Social infrastructure that fosters those sorts of communities is also built up over time by public money, and by non-government organisations like churches and Rotary. Infrastructure like bowling clubs, tennis clubs, community halls, and local theatre. Schools flourish in urban areas where they have the support of local community groups and families. All of this adds value to land, and to the lives of those who live upon that land.
I see none of these matters given due attention in the Productivity Commission's narrow little economic treatise.
Cost of Living
We can probably learn something from the Commission's examination of the building industry itself. It is of interest to understand why it costs more to build the same house in Auckland, compared with Brisbane. However the cost of housing, or the affordability of housing, is about rather more than just the sum of the price of land and the price of a house.

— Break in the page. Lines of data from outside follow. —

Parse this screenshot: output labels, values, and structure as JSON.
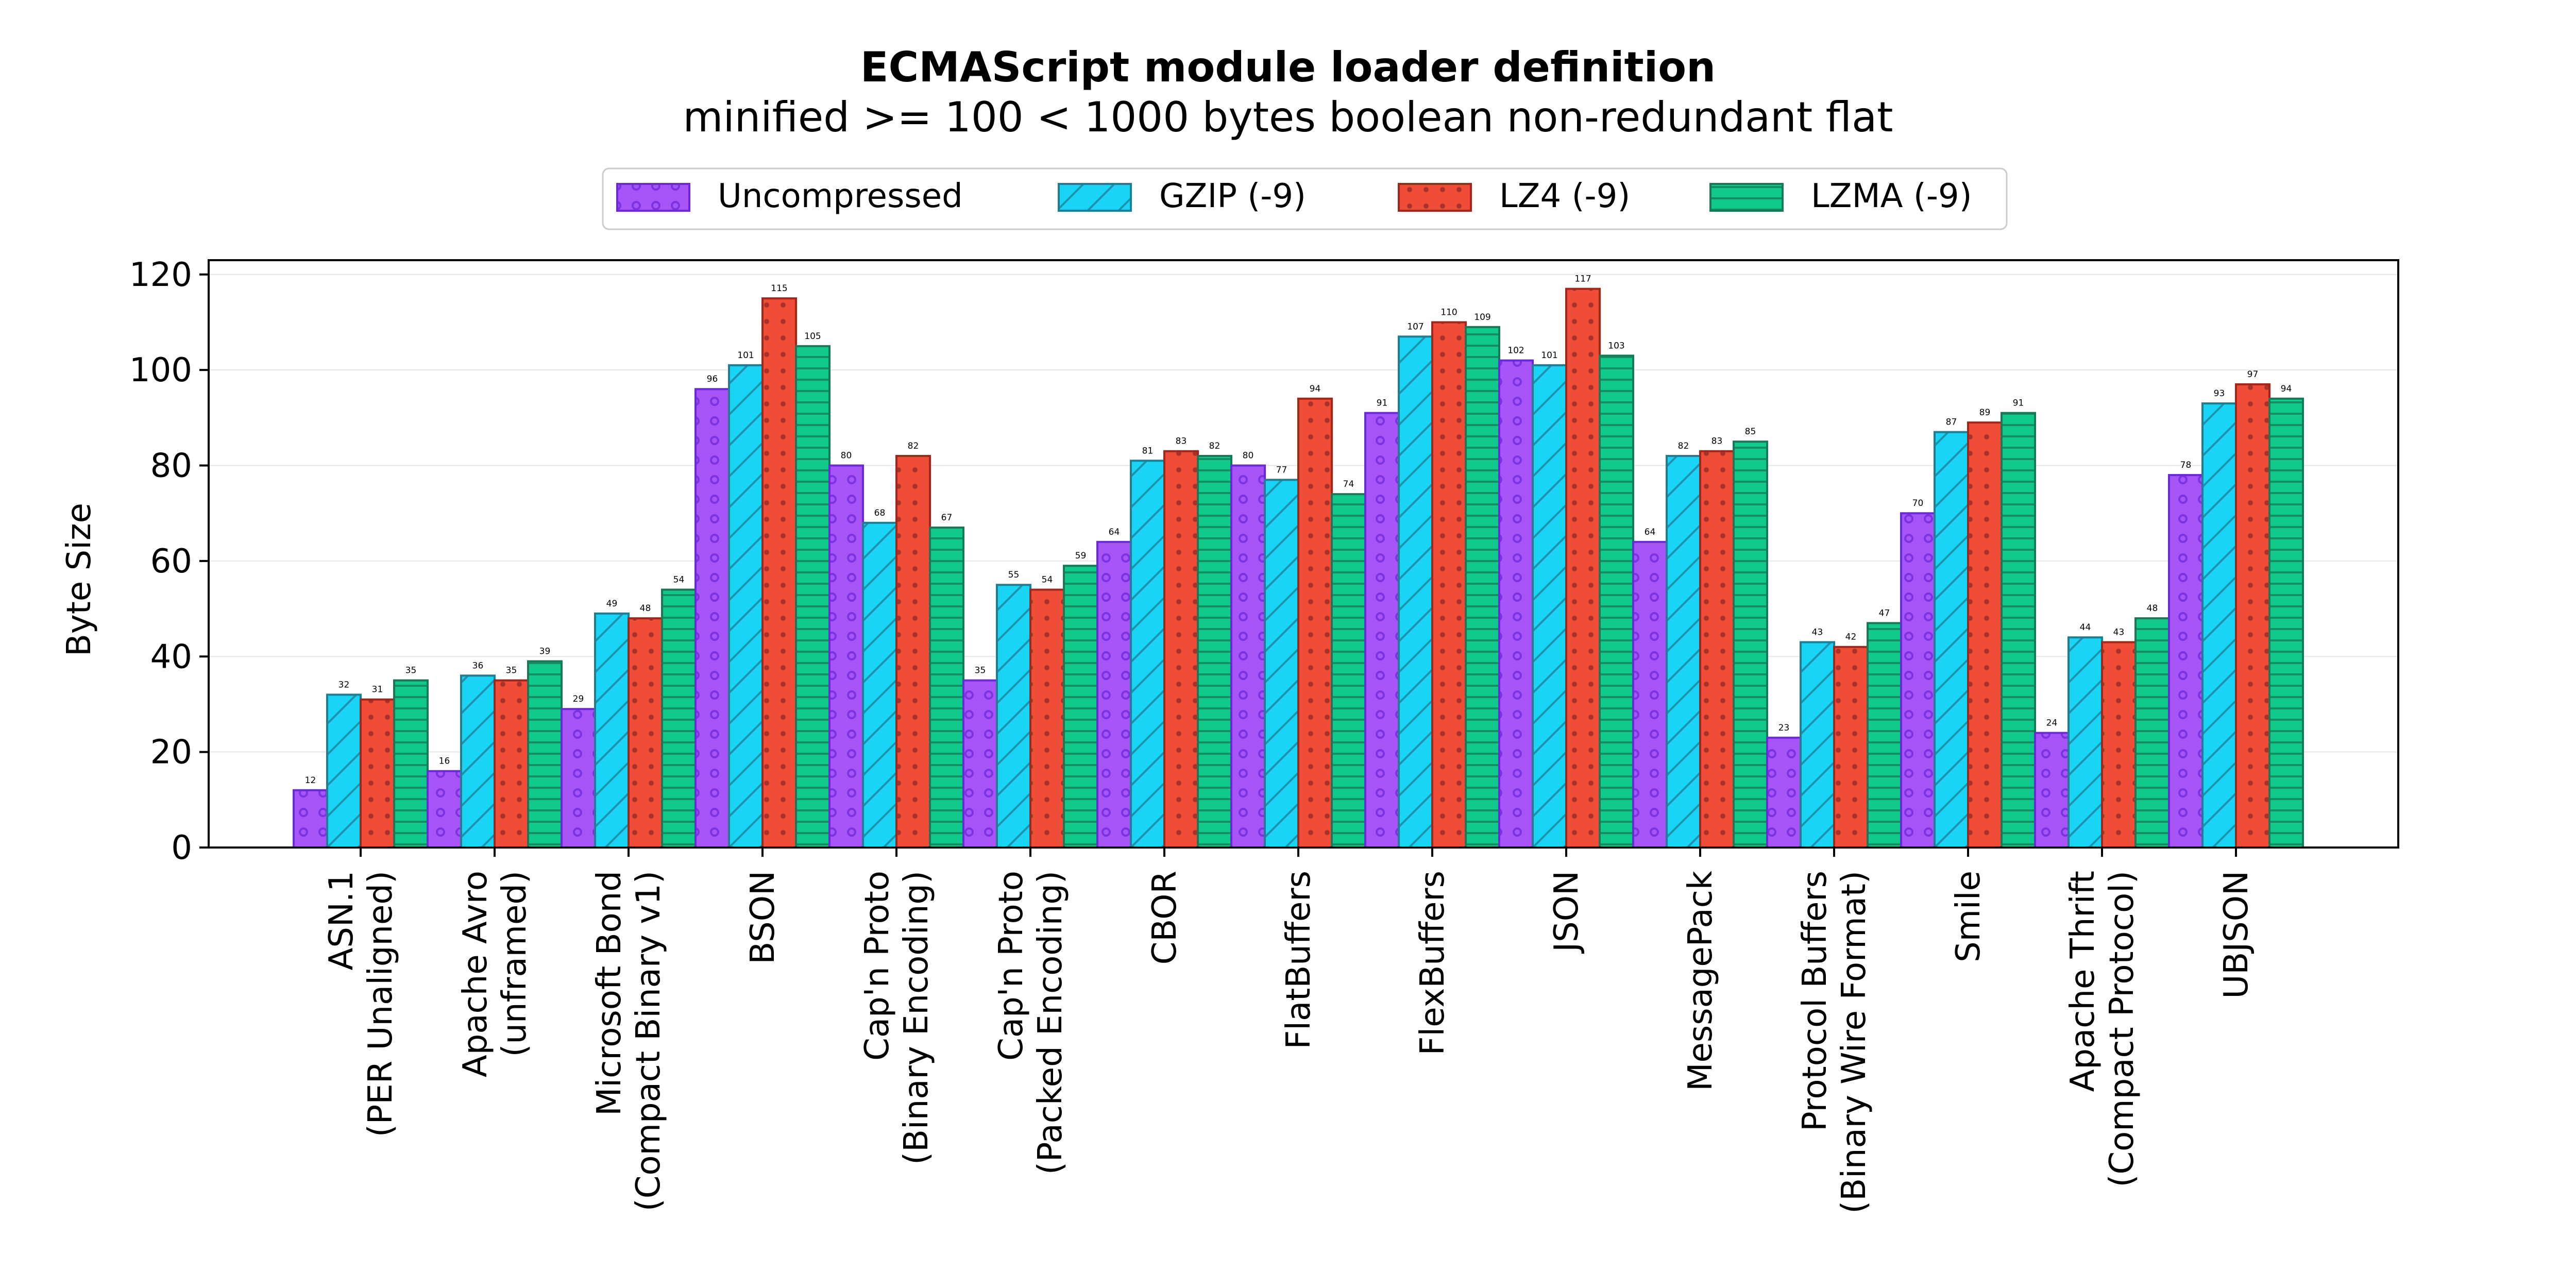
{
  "chart_data": {
    "type": "bar",
    "title": "ECMAScript module loader definition",
    "subtitle": "minified >= 100 < 1000 bytes boolean non-redundant flat",
    "xlabel": "",
    "ylabel": "Byte Size",
    "ylim": [
      0,
      123
    ],
    "yticks": [
      "0",
      "20",
      "40",
      "60",
      "80",
      "100",
      "120"
    ],
    "grid": true,
    "legend_position": "top",
    "categories": [
      [
        "ASN.1",
        "(PER Unaligned)"
      ],
      [
        "Apache Avro",
        "(unframed)"
      ],
      [
        "Microsoft Bond",
        "(Compact Binary v1)"
      ],
      [
        "BSON"
      ],
      [
        "Cap'n Proto",
        "(Binary Encoding)"
      ],
      [
        "Cap'n Proto",
        "(Packed Encoding)"
      ],
      [
        "CBOR"
      ],
      [
        "FlatBuffers"
      ],
      [
        "FlexBuffers"
      ],
      [
        "JSON"
      ],
      [
        "MessagePack"
      ],
      [
        "Protocol Buffers",
        "(Binary Wire Format)"
      ],
      [
        "Smile"
      ],
      [
        "Apache Thrift",
        "(Compact Protocol)"
      ],
      [
        "UBJSON"
      ]
    ],
    "series": [
      {
        "name": "Uncompressed",
        "color": "#a855f7",
        "edge": "#6d28d9",
        "pattern": "circles",
        "values": [
          12,
          16,
          29,
          96,
          80,
          35,
          64,
          80,
          91,
          102,
          64,
          23,
          70,
          24,
          78
        ]
      },
      {
        "name": "GZIP (-9)",
        "color": "#1ad4f5",
        "edge": "#1b7f95",
        "pattern": "diagonal",
        "values": [
          32,
          36,
          49,
          101,
          68,
          55,
          81,
          77,
          107,
          101,
          82,
          43,
          87,
          44,
          93
        ]
      },
      {
        "name": "LZ4 (-9)",
        "color": "#ef4d38",
        "edge": "#a3261b",
        "pattern": "dots",
        "values": [
          31,
          35,
          48,
          115,
          82,
          54,
          83,
          94,
          110,
          117,
          83,
          42,
          89,
          43,
          97
        ]
      },
      {
        "name": "LZMA (-9)",
        "color": "#10c98a",
        "edge": "#167a57",
        "pattern": "horizontal",
        "values": [
          35,
          39,
          54,
          105,
          67,
          59,
          82,
          74,
          109,
          103,
          85,
          47,
          91,
          48,
          94
        ]
      }
    ]
  }
}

Transportation costs are directly related to where you live, because where you live determines how far you are away from the things, services and amenities you need. Where you live also determines the property taxes and other taxes you must pay for the services you use. The costs of services you use are partly determined by how far you are away from the source of those services (be it a power station, a reservoir, a waste water treatment plant....). There are a number of useful websites that offer cost of living comparisons between cities.
Numbeo is one of those. It relies on data sourced from people living in cities. The image is from the site and indicates some of the media that have used comparisons from Numbeo in their reports and articles.
I used it to compare Cost of Living between Auckland and Brisbane. The data are presented in Euro.
This is the overall result produced. You see this for yourself here. This graphic contains some of the supporting data. You will note that the left hand column is Brisbane, while RHS is Auckland. I suggest you click this image to see it bigger.
The key thing is that this information appears to contradict the bald numbers that are contained in the Productivity Commission report which suggest that housing is cheaper (more affordable) in Brisbane, compared with Auckland. Auckland Housing Location Value Analysis
I came across an interesting paper last year, when I was preparing a presentation for a conference on housing affordability. It's worth sharing...
There has been increasing interest and research into house prices in New Zealand. Recent work has focused on the movements in market prices for houses, for land, and for house construction costs especially as these price movements affect consumer inflation, and housing affordability. To date the work released has not directly addressed the role of resource pricing in the allocation of urban land, and other matters affecting affordability with increasing urban density...
...paper discusses the issues around housing affordability in the context of increases in urban density, with consequent effects on resource pricing of land, industry profiles, residential density, employment participation and incomes.
You can see the rest of this posting here, which also contains a link to the original paper. Of critical importance is the paper's look at the economic benefits to those who live in housing located close to denser development. This is another factor in any useful analysis of the costs and benefits of housing to those who live in those houses. And while I'm on the subject here's a link to a significant posting I did on urban sprawl.
That's enough for this posting. Suffice to say, the Productivity Commission's work needs to be broadened for it to be useful. As it stands it is an assessment from the point of view of property developers, rather than from the viewpoint of those who live in those houses and who are faced with the true costs (and the true benefits) of housing.